The black cat I’d seen last night was standing in the arched doorway that led from the living room to the hall. I stopped next to him.
“I thought we could have lunch,” Esme said. “A mother-daughter thing. We have so much to catch up on.”
She had to be joking. Hands fisted at my sides, I drew up as straight as I could and looked her firmly in the eye. “Look, I don’t want to hurt your feelings. You obviously have a sincere belief” —sincere delusion—“in what you’re saying. But I’m sorry, I’m skeptical that you’re my mother, and I definitely don’t believe in witchcraft.”
“You definitely don’t believe, eh?” Her face tugged into a scowl, and I glimpsed the crone she had been when I’d first seen her. “I suppose you want proof, but what will you do when you have it?”
She was a little scary when she was riled, but I’d indulged her nonsense for long enough. “I’m not worried about that. There is no such proof.”
“Isn’t there?” In her anger Esme seemed to swell before my eyes, her hair and skin flushing a deeper red. “You want bippity-boppity-boo, I’ll give it to you.” She raised her arms. “Voilà—the dress of your dreams.”
In a flash, all the oxygen seemed to be sucked out of the room. I tried to inhale a breath, but my chest suddenly seemed made of stone. The air shimmered and fragmented like a cubist painting, and it was as though a vise were pressing me from all directions. I shrieked in pain—or did I? I couldn’t hear, couldn’t think.

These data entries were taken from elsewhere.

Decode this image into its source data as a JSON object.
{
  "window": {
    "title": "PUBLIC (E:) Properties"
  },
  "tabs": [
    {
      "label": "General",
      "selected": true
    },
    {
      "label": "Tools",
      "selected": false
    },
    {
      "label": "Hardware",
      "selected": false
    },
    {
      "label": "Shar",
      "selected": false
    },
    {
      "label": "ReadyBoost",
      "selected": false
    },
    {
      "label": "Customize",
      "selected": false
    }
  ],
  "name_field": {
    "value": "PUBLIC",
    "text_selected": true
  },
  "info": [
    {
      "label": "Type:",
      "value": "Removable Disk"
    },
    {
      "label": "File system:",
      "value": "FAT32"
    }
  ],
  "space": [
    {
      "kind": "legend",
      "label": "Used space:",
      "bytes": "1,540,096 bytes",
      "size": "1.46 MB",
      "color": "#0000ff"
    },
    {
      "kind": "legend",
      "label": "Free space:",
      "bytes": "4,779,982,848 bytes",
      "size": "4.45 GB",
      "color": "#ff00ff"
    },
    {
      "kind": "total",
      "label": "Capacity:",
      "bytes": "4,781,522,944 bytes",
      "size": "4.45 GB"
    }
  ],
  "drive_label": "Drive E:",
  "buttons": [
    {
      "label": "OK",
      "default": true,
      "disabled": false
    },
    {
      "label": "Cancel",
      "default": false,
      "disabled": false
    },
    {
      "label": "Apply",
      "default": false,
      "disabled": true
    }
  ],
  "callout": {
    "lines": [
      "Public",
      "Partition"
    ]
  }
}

When the atmosphere was righted again, I stumbled back in blessed relief. Then I looked down at myself and gasped in a breath. I was standing in a long white dress. I lifted my silk-clad arms. “What is this?”
Esme must have mistaken my amazement for impatience. Her lips twisted. “I forgot. You need mirrors.”
“No, I—”
Before I could finish, she did the arm thing again. I flinched. Faster this time, the living room around me juddered as if the very molecules required a moment to rearrange themselves. When I blinked my eyes open, mirrors stood all around me. In those mirrors was me, in a silk shift covered with a lace overdress done in the most beautiful beadwork, giving it a vintage look. The dress was fitted to mid-thigh, then the skirt flared and draped into a train. I twisted slightly to get a view of the back, which plunged down to mid-spine. The cut was both old-fashioned and modern. Unique. Exactly what I’d hoped to find.
And it fit perfectly.
Esme crossed her arms. “So. Do you like it?”
I was too astonished to lie. “It’s just what I’ve been looking for.”
She rocked back on her heels, pleased by my reaction but completely absorbed in her handiwork. Had she made this . . . or was it really some kind of magic dress? One second I’d been in my boring clothes and the next I was wearing this gorgeous creation. It had been magic. I gaped at her as she frowned down at the hem.
“It’ll look better when you’ve got the right shoes,” she said. “I left yours on—I wasn’t sure how much of a heel you’d want. I’ve got bunions myself.”
“My feet are fine,” I said, still stunned by it all.
“They won’t be if you don’t take care of them.”
Were we really talking about podiatric health when I’d just witnessed sorcery?
“But you like the cut?” she asked, reaching out to tug at the waist. “It feels right? You don’t want to feel constricted on your big day.”
I blinked at myself in the mirrors. She’d not only conjured this dress onto me, she’d styled my hair into an updo with artistic ringlets. I hoped I’d be able to re-create those—or explain it to the stylist Joan had hired for the wedding party.
That fleeting thought of Joan Haverman was like having a bucket of cold water poured over me. What am I thinking?
I stepped back. “Please get this off me.”